The line’s spark of metafictional awareness implies something of the extent of Freedom’s ambitions and limitations. It is a novel that displays Franzen’s strengths as a novelist, notably the comprehensiveness and humane generosity with which he realises his characters, alongside his weaknesses, which are evident in the fact that Freedom is a complex novel that ultimately rests on some large simplicities. Franzen is an ingenuous but knowing writer, and if his characters are, at bottom, recognisable types, it is in part because he is suggesting that we are all typical in certain ways, whether we like it or not, and often for reasons that are not really under our control. Yet a raised eyebrow is warranted when the six most prominent characters in a novel divide neatly into three egotistical men and three needy women.

A number of early responses to Freedom picked up on the fact that Patty Berglund spends part of the novel reading War and Peace. This has been interpreted as a declaration of Franzen’s literary intent, seemingly on the grounds that Freedom is a work of realist fiction that is rather long. But Franzen is not that gauche, even if he does put his foot in his mouth occasionally. And there are other notable literary allusions to be found in its pages. The first time we glimpse Richard Katz, he is relaxing with a copy of Thomas Pynchon’s V.. When Joey attends college, he is made to read Plato, anticipating a scene in which his room-mate’s Republican father delivers a postprandial lecture about the invasion of Iraq that evokes the anti-democratic philosopher to justify the lies that were told in support of the war. In each case, reading matter is presented as a reflection of personality. Just as Pynchon is a sign of Richard’s hipster credentials, Patty’s excursion into Tolstoy is a flight from her unhappy reality, an expression of her desire to lose herself in a comprehensive fictional world. To the extent that it does bear upon Franzen’s intentions, the allusion is perhaps better understood as a modest acknowledgment of the ability of great literature to remain relevant on a personal, if not a cultural, level.
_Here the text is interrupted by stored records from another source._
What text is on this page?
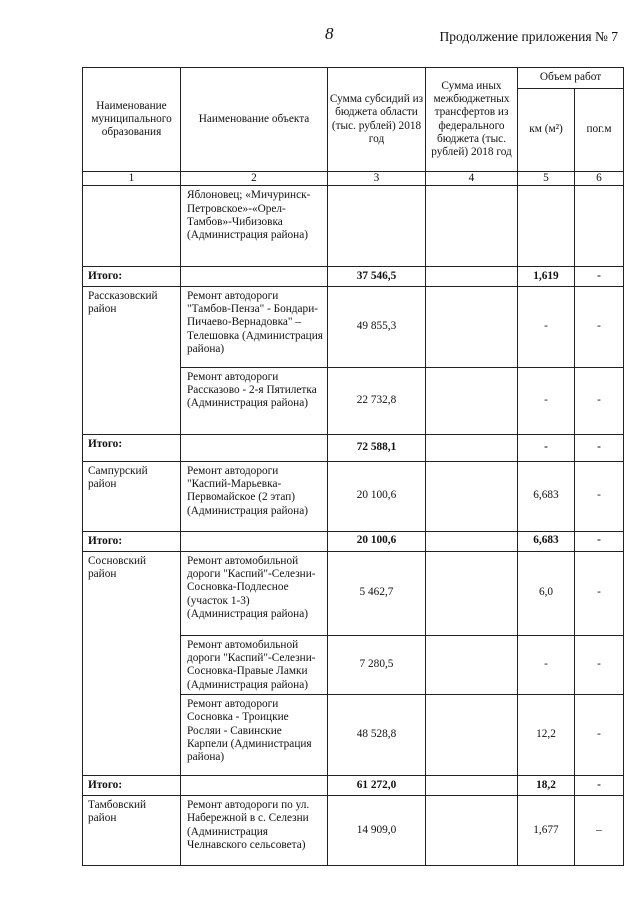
8	Продолжение приложения № 7
Наименование муниципального образования	Наименование объекта	Сумма субсидий из бюджета области (тыс. рублей) 2018 год	Сумма иных межбюджетных трансфертов из федерального бюджета (тыс. рублей) 2018 год	Объем работ	
				км (м²)	пог.м
1	2	3	4	5	6
	Яблоновец; «Мичуринск-Петровское»-«Орел-Тамбов»-Чибизовка (Администрация района)				
Итого:		37 546,5		1,619	-
Рассказовский район	Ремонт автодороги "Тамбов-Пенза" - Бондари-Пичаево-Вернадовка" – Телешовка (Администрация района)	49 855,3		-	-
	Ремонт автодороги Рассказово - 2-я Пятилетка (Администрация района)	22 732,8		-	-
Итого:		72 588,1		-	-
Сампурский район	Ремонт автодороги "Каспий-Марьевка-Первомайское (2 этап) (Администрация района)	20 100,6		6,683	-
Итого:		20 100,6		6,683	-
Сосновский район	Ремонт автомобильной дороги "Каспий"-Селезни-Сосновка-Подлесное (участок 1-3) (Администрация района)	5 462,7		6,0	-
	Ремонт автомобильной дороги "Каспий"-Селезни-Сосновка-Правые Ламки (Администрация района)	7 280,5		-	-
	Ремонт автодороги Сосновка - Троицкие Росляи - Савинские Карпели (Администрация района)	48 528,8		12,2	-
Итого:		61 272,0		18,2	-
Тамбовский район	Ремонт автодороги по ул. Набережной в с. Селезни (Администрация Челнавского сельсовета)	14 909,0		1,677	–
It is one of several instances in which some of Franzen’s anxieties would seem to be ironically diffracted through the novel as a form of understated self-mockery. In the middle of Freedom, Richard grants an interview to an eager young fan in which he sarcastically denounces the commercialism of the music industry and claims to have embraced Republicanism and consumer culture. It does his career no harm whatsoever; indeed, the ease with which the supposedly rebellious and bohemian Richard becomes reconciled to his success is another of the novel’s ironies. But when, late in the book, Walter is driven by his personal and professional frustrations to denounce the rapacity and environmental destruction that is seemingly built into the capitalist system, he is instantly marginalised as a crank. Freedom’s pessimistic politics thus gravitate toward a kind of quietism, with the suggestion that ironic resistance is ultimately a form of complicity, but sincere denunciation is futile; while, as a work of fiction, it remains content to leave the tension between its own artistic aspirations and its populism scrupulously unresolved.